Setelah era spora, sejarah botani mencatat lompatan besar melalui munculnya Tanaman Berbiji Awal. Inovasi ini merupakan titik balik yang memungkinkan tanaman untuk tidak lagi bergantung sepenuhnya pada lingkungan basah dan mulai menjajah wilayah daratan yang lebih kering serta ekstrem.
Mengapa Biji Adalah Inovasi Jenius?
Berbeda dengan spora yang sangat rentan terhadap lingkungan, biji menawarkan tiga keunggulan utama yang mengubah peta persebaran tanaman di bumi:
-
Perlindungan Maksimal: Biji memiliki cangkang keras yang berfungsi melindungi embrio (bakal tanaman) dari kerusakan fisik, kekeringan, maupun serangan pemangsa.
-
Gudang Cadangan Makanan: Di dalam setiap biji terdapat pasokan nutrisi yang cukup untuk mendukung pertumbuhan awal embrio hingga ia mampu melakukan fotosintesis sendiri.

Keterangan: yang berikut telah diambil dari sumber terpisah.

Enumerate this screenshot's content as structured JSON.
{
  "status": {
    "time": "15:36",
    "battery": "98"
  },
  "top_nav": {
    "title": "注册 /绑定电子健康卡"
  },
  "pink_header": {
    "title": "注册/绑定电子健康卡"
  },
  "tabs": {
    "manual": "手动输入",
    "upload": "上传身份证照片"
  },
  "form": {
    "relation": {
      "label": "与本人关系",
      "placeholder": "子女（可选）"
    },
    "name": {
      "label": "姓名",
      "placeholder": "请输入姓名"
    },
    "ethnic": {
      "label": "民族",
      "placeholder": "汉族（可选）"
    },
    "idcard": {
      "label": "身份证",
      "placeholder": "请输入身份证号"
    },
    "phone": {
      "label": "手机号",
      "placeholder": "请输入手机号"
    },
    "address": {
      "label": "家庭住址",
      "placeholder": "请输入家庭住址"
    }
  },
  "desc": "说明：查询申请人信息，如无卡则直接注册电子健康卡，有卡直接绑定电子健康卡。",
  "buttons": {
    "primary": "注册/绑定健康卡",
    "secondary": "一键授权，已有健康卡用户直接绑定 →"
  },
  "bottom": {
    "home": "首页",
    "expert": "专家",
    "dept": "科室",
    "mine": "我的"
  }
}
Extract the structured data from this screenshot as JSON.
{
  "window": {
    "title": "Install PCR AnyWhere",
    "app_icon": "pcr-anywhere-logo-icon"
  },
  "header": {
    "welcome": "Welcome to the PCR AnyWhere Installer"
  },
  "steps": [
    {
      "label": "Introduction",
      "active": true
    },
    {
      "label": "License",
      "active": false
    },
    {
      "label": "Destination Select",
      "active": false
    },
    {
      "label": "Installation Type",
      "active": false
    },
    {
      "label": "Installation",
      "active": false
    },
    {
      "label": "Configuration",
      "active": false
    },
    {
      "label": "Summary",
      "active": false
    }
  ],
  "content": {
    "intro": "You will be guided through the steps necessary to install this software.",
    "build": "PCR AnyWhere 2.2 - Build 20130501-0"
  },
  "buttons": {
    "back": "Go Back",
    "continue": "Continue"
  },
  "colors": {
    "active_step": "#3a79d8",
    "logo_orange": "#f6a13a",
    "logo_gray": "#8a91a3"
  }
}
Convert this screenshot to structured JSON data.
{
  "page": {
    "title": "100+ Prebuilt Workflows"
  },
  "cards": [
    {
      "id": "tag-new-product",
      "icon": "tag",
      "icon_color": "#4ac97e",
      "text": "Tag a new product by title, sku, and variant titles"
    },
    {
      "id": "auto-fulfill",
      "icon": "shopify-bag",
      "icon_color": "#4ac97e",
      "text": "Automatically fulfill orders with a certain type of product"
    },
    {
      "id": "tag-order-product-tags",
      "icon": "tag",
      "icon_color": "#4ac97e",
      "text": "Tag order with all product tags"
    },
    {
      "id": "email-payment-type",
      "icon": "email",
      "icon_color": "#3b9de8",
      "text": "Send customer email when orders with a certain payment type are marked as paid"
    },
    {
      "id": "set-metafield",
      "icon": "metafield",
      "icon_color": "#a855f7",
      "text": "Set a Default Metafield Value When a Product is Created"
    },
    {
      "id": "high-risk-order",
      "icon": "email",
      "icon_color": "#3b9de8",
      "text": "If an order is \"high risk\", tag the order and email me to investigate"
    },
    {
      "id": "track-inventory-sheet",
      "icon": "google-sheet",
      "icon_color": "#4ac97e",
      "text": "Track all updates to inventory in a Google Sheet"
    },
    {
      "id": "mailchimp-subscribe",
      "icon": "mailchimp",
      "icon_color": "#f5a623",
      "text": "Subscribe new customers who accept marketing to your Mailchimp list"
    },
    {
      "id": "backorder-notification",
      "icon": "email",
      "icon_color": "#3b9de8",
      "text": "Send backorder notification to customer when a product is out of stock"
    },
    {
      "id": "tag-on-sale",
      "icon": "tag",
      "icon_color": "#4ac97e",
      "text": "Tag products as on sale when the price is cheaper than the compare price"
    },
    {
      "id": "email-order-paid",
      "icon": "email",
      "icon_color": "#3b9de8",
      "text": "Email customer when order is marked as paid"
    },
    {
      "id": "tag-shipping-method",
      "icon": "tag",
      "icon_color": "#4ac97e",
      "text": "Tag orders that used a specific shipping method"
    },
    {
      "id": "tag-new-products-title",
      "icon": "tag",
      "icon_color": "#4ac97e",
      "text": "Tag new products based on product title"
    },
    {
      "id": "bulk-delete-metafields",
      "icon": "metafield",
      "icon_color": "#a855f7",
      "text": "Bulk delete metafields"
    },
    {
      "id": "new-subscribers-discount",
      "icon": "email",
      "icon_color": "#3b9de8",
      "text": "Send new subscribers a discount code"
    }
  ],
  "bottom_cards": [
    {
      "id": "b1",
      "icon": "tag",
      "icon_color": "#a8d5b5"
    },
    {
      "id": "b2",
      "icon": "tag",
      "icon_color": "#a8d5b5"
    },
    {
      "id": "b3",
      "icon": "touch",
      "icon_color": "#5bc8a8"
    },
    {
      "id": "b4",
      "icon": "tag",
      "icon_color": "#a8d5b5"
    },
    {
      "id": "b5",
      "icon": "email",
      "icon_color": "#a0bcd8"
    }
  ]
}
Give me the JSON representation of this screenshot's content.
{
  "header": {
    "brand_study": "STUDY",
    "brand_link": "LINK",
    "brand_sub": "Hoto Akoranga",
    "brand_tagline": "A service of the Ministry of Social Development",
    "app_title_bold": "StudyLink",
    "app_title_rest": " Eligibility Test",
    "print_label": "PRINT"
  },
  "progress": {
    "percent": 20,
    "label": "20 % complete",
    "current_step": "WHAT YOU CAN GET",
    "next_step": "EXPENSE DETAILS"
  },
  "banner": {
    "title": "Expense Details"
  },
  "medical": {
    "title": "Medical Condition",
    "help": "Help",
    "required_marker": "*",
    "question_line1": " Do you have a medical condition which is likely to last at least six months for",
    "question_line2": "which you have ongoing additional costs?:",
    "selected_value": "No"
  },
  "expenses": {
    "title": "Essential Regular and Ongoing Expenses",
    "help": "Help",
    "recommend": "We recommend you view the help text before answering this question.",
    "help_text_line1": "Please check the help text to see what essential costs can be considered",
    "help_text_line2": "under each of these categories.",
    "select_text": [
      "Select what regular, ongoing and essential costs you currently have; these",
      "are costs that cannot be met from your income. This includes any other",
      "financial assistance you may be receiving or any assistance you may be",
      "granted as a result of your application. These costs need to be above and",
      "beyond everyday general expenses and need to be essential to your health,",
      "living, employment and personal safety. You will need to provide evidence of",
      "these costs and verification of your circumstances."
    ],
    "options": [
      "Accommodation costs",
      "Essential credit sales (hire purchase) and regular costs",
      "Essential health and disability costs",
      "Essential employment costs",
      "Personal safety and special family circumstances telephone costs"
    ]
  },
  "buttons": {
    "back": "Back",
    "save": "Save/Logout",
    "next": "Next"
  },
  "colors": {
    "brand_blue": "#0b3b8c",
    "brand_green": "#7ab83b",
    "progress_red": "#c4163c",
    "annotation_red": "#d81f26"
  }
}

Ini memberikan peluang hidup yang lebih tinggi bagi bibit baru.
-
Penyebaran yang Lebih Luas: Karena daya tahannya yang kuat, biji dapat terbawa angin, air, atau hewan ke tempat yang sangat jauh dari induknya, memungkinkan tanaman menguasai habitat-habitat baru di seluruh dunia.
Inang Masa Depan
Kemunculan biji membuat tanaman menjadi organisme yang jauh lebih mandiri. Jika lumut dan paku membutuhkan lapisan air untuk bereproduksi, tanaman berbiji mulai membebaskan diri dari ketergantungan tersebut, membuka jalan bagi dominasi hutan-hutan besar yang kita lihat sekarang.